Die Untersuchungskommission ist 2012 von Leutheusser-Schnarrenberger eingesetzt worden. Die Ergebnisse seien »bedrückend«, so Maas: Von 170 Juristen, die bis in die 1970er Jahre führende Positionen im Bonner Justizministerium besetzten, gehörten 90 der NSDAP an; jeder fünfte war obendrein Mitglied der NS-Schlägerbande SA. Das erklärt, warum die strafrechtliche Sanktionierung der NS-Verbrechen so lange hintertrieben, das Leid der Opfer ignoriert und viele, wie Homosexuelle oder Sinti und Roma, weiter diskriminiert und Kommunisten erneut verfolgt wurden.
Den Abschlussbericht »Die Akte Rosenburg. Das Bundesministerium der Justiz und die NS-Zeit« (C.H. Beck, 588 S., geb., 29,95 €) verfassten Manfred Görtemaker, Geschichtsprofessor an der Universität Potsdam, sowie Christoph Safferling, Strafrechtsprofessor an der Universität Erlangen-Nürnberg. Der Titel nimmt Bezug auf das burgähnliche Landhaus am Venusberg in Bonn, einst Domizil des Bundesjustizministeriums.
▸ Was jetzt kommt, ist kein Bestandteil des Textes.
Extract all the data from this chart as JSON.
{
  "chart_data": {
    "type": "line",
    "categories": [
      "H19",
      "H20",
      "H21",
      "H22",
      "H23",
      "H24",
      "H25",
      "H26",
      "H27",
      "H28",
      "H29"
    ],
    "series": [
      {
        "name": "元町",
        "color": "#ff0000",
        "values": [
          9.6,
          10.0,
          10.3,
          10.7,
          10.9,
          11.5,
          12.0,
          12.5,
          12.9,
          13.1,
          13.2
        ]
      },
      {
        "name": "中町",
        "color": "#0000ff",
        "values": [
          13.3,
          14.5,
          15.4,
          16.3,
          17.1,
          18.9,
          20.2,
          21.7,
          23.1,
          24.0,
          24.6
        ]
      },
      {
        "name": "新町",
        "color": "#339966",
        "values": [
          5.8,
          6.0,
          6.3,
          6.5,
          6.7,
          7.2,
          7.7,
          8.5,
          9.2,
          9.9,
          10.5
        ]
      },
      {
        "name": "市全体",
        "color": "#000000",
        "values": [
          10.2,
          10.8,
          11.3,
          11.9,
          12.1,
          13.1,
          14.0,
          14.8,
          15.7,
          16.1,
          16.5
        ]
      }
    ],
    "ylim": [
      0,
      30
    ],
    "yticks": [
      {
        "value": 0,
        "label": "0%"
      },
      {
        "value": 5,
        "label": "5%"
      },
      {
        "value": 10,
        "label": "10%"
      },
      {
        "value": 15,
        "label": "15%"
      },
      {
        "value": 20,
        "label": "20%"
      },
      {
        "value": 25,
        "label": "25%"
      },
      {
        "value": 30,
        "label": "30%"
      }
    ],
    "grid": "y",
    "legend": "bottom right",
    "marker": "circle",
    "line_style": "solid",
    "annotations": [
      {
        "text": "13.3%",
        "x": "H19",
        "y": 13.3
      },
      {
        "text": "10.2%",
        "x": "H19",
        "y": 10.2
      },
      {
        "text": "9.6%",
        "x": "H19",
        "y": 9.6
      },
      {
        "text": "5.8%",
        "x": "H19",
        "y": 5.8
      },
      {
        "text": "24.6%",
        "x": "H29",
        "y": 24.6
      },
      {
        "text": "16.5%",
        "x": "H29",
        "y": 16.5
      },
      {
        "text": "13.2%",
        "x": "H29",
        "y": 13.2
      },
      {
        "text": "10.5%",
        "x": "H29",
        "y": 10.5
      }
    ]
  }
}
Sowohl Maas wie auch Leutheusser-Schnarrenberger freuten sich, dass die Aufarbeitung der NS-Verbrechen sowie Kontinuitäten im Justizapparat »parteiübergreifend befürwortet« wurden und es »bereits viele positive Reaktionen« zum vorliegenden Band gibt. Die FDP-Politikerin betonte, eine schonungslose Auseinandersetzung mit der NS-Zeit sei gerade heute wichtig, da wieder Begriffe wie »völkisch« kursieren sowie Abstammung und Herkunft politische Entscheidungen bestimmen. Maas, der sich spontan als Saaldiener betätigte, das Mikrofon den fragenden Journalisten persönlich reichte, wünscht sich, angehende Juristen würden das Werk gründlich studieren. Görtemaker ergänzte: »Juristen brauchen nicht nur Fachwissen, sondern auch Gewissen.« Er forderte dementsprechend eine Verbesserung der juristischen Ausbildung.